When Mediators Make Mistakes
BY ROSEMARY HOWELL
Are all mistakes valuable, asks Rosemary Howell in her recent article on the Kluwer Mediation Blog. “I don’t need to be enthusiastic or excited when I am feeling so disappointed in myself but I do need to search for the value” she says, reflecting on a recent mistake she made during her mediation session. Do you search for value in your mistakes?
The work of Daniel Kahneman continues to provide a powerful lens for scrutinising human behaviour – useful for our human interactions in general and our life as mediators in particular.
His work, with his late colleague Amos Tversky, gave us the field of behavioural economics and Kahneman the Nobel Prize in economics. I have a very well-thumbed copy of his text Thinking, Fast and Slow next to my desk and I revisit it often. I think of him as an influencer in my life and work.
During the worst of the Covid lockdowns the Program on Negotiation at Harvard Law School provided us a wonderful resource – making available online the Herbert C Kelman Lecture series which included Kahneman talking about his remarkable text in a session called ‘Negotiation; Fast and Slow’. This was followed soon after by the University of New South Wales in Australia also engaging him in conversation about the text and his more recent text ‘Noise: A Flaw in Human Judgement’.

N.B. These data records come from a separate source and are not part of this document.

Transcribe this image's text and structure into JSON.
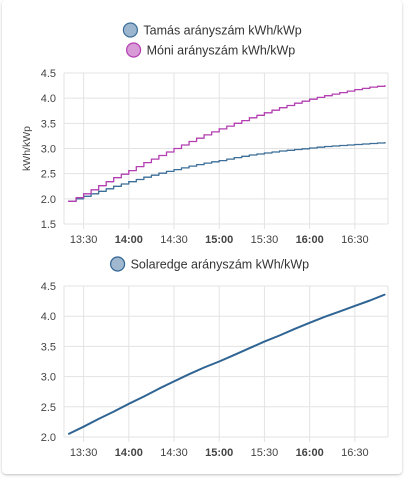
{
  "colors": {
    "tamas_line": "#3b6e98",
    "tamas_fill": "#9cb6cf",
    "moni_line": "#b33fb2",
    "moni_fill": "#d89bd8",
    "solar_line": "#2f6493",
    "solar_fill": "#9fb8d0",
    "grid": "#e3e3e3"
  },
  "chart_data": [
    {
      "type": "line",
      "step": true,
      "ylabel": "kWh/kWp",
      "ylim": [
        1.5,
        4.5
      ],
      "yticks": [
        "1.5",
        "2.0",
        "2.5",
        "3.0",
        "3.5",
        "4.0",
        "4.5"
      ],
      "xticks": [
        {
          "label": "13:30",
          "bold": false
        },
        {
          "label": "14:00",
          "bold": true
        },
        {
          "label": "14:30",
          "bold": false
        },
        {
          "label": "15:00",
          "bold": true
        },
        {
          "label": "15:30",
          "bold": false
        },
        {
          "label": "16:00",
          "bold": true
        },
        {
          "label": "16:30",
          "bold": false
        }
      ],
      "grid": true,
      "legend_position": "top-center",
      "x": [
        "13:20",
        "13:30",
        "13:40",
        "13:50",
        "14:00",
        "14:10",
        "14:20",
        "14:30",
        "14:40",
        "14:50",
        "15:00",
        "15:10",
        "15:20",
        "15:30",
        "15:40",
        "15:50",
        "16:00",
        "16:10",
        "16:20",
        "16:30",
        "16:40",
        "16:50"
      ],
      "series": [
        {
          "name": "Tamás arányszám kWh/kWp",
          "values": [
            1.95,
            2.05,
            2.15,
            2.25,
            2.34,
            2.43,
            2.51,
            2.58,
            2.65,
            2.71,
            2.76,
            2.82,
            2.87,
            2.91,
            2.95,
            2.98,
            3.01,
            3.04,
            3.06,
            3.08,
            3.1,
            3.12
          ]
        },
        {
          "name": "Móni arányszám kWh/kWp",
          "values": [
            1.95,
            2.1,
            2.26,
            2.42,
            2.56,
            2.72,
            2.86,
            3.0,
            3.14,
            3.27,
            3.39,
            3.5,
            3.61,
            3.71,
            3.81,
            3.9,
            3.98,
            4.05,
            4.11,
            4.17,
            4.22,
            4.25
          ]
        }
      ]
    },
    {
      "type": "line",
      "ylim": [
        2.0,
        4.5
      ],
      "yticks": [
        "2.0",
        "2.5",
        "3.0",
        "3.5",
        "4.0",
        "4.5"
      ],
      "xticks": [
        {
          "label": "13:30",
          "bold": false
        },
        {
          "label": "14:00",
          "bold": true
        },
        {
          "label": "14:30",
          "bold": false
        },
        {
          "label": "15:00",
          "bold": true
        },
        {
          "label": "15:30",
          "bold": false
        },
        {
          "label": "16:00",
          "bold": true
        },
        {
          "label": "16:30",
          "bold": false
        }
      ],
      "grid": true,
      "legend_position": "top-center",
      "x": [
        "13:20",
        "13:30",
        "13:40",
        "13:50",
        "14:00",
        "14:10",
        "14:20",
        "14:30",
        "14:40",
        "14:50",
        "15:00",
        "15:10",
        "15:20",
        "15:30",
        "15:40",
        "15:50",
        "16:00",
        "16:10",
        "16:20",
        "16:30",
        "16:40",
        "16:50"
      ],
      "series": [
        {
          "name": "Solaredge arányszám kWh/kWp",
          "values": [
            2.05,
            2.17,
            2.3,
            2.42,
            2.55,
            2.67,
            2.8,
            2.92,
            3.04,
            3.15,
            3.25,
            3.36,
            3.47,
            3.58,
            3.68,
            3.79,
            3.89,
            3.99,
            4.08,
            4.17,
            4.26,
            4.36
          ]
        }
      ]
    }
  ]
}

Mistakes as a source of value
Along the way in these conversations Kahneman shared some unexpected ideas – the most relevant to me his description of ‘the pleasure of finding I’m wrong’. He talks about this as one of the joys of work – one of the only times when he thinks he has learned something. Later he gives the example of how he regrets what he has written about ‘Priming’ and not only has he admitted publicly that he ‘got it wrong’ but he has also encouraged other researchers to consider what they need to do differently and better now. It is clear that, as Kahneman connects with his former concepts that he now sees as incorrect, he is intellectually engaged, enthusiastic and curious. He is not overwhelmed with remorse and does not identify his mistake as a professional misstep.
As Kahneman presents it, making a mistake has a value.